Hezbollah’s reckless launch of 8,000 rockets directed at Israel in defense of its ally, Hamas, has resulted in the assassination of Hezbollah’s leader, Hassan Nasrallah, one of the most influential and vital partners of the Islamic Republic. Iran’s Revolutionary Guard has retaliated with a barrage of 180 missiles launched into Israel, most of which were successfully intercepted — an unprecedented direct strike from Iranian territory, and the first time in 45 years that Iran has launched an attack on Israel from within its own borders.
In his recent address to the United Nations General Assembly, Benjamin Netanyahu warned, “If you strike us, we will strike you. There is no place in Iran that the long arm of Israel cannot reach.” Following the missile barrage, Netanyahu responded that Iran “made a major mistake tonight and will pay for it,” suggesting that massive consequences are ahead for Iran’s ruling elite.
Tehran’s list of adversaries is also growing. Last month, Canada declared the IRGC a terror organization, with increased calls for the U.K. to do the same following last year’s massacre of 1,200 Israelis. Iran is increasingly isolated, now second only to Russia as the most sanctioned country in the world.
This, along with its financial commitments to proxies, has stretched resources thin. Conflicts in Iraq, Syria and Yemen alone have reportedly cost the Iranian economy as much as $16 billion. Some reports argue that China and Russia have been successful at helping the Iranian economy mitigate these impacts, like Iran’s supply of drones to Russia. However, their relationships are purely transactional and have nothing to do with Iran’s religious values, and interests can change as quickly as shifting global dynamics.
Even mounting domestic pressures are rising. Ruled by autocrats, its population’s values are at extreme odds with the religious ideals of its regime, headed by Ayatollah Ali Khamenei. A study conducted by Netherland’s research institute GAMAAN reveals that only 40 percent of Iranians identify as Muslim. And yet, their regime insists on strengthening repressive policies.
Since the 2022 protests over Mahsa Amini, parliament has passed a new “hijab and chastity” bill imposing harsher penalties on women’s dress. Human Rights Watch also reported intensified crackdowns on dissenting students, teachers and musicians like Toomaj Salehi. Supporters of the regime argue that Tehran has shown resilience amid protests before, with soldiers ready for immediate mobilization.

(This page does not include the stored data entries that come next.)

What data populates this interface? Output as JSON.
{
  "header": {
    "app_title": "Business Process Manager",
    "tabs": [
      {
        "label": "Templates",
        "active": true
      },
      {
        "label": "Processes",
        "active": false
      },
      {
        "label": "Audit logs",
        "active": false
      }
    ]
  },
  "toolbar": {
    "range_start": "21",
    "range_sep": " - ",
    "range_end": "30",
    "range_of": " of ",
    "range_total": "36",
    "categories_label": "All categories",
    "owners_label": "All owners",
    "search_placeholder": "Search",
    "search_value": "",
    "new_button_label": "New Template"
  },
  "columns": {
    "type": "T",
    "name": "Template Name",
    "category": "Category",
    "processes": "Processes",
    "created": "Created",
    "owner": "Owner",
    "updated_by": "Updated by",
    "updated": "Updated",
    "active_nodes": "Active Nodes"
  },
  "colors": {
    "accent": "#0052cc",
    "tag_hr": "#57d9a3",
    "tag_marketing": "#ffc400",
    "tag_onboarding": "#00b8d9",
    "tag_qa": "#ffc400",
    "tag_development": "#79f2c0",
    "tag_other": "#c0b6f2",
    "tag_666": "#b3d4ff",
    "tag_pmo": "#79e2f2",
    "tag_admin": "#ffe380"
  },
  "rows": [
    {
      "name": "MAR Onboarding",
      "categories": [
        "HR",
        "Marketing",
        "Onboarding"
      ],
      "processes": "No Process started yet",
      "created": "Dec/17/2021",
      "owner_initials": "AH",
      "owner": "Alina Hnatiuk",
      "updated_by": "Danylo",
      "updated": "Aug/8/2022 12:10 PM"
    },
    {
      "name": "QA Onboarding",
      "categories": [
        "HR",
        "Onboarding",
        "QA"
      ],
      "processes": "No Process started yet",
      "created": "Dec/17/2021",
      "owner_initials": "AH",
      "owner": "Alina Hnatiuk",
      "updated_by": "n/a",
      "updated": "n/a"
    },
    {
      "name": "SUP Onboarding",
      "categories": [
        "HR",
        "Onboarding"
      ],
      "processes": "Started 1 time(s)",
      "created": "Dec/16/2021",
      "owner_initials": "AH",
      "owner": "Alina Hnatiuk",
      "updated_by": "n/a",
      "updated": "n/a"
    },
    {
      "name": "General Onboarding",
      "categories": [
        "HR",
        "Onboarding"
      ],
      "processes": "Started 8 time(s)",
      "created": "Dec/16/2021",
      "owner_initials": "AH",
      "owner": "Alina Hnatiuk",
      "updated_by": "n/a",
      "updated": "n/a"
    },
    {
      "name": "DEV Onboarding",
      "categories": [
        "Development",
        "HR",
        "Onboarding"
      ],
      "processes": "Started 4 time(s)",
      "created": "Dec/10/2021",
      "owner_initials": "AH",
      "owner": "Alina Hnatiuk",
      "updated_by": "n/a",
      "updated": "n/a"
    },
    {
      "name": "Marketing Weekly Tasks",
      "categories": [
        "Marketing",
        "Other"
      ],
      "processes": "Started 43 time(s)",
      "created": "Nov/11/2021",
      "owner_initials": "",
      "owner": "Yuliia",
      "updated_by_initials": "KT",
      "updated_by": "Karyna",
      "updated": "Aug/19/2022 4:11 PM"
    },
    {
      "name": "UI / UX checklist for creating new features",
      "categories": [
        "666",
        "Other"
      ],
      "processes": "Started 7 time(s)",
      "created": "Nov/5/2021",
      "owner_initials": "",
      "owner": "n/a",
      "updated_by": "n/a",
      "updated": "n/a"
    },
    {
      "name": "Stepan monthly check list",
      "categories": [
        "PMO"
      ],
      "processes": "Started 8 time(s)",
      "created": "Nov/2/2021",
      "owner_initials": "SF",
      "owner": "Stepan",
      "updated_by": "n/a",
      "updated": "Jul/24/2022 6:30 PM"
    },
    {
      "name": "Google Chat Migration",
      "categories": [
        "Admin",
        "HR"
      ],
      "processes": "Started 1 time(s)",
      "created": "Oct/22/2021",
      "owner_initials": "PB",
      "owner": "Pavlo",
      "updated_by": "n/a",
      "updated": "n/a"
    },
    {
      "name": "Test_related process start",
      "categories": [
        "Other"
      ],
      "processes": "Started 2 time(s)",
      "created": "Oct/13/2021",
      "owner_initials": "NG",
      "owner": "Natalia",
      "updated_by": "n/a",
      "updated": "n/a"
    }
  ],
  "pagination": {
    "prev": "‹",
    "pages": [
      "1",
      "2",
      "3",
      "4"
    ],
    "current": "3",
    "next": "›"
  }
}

But there is a growing disconnect between Iran’s youth, who make up more than 60 percent of the population, and the regime’s expansionist ambitions. This divide may soon reach a tipping point amid mounting international pressures, especially as events in the region continue to escalate rapidly.
Israel, the U.S. and their international allies should support Iran’s brave reformists who are willing to stand up against their regime and fight for freedom and peace. It is time for us to rally with the Iranian people and support individuals looking to champion the values that promote life, not terror.
Sally Michael is pursuing a master’s degree in conflict and terrorism at The University of Auckland in New Zealand.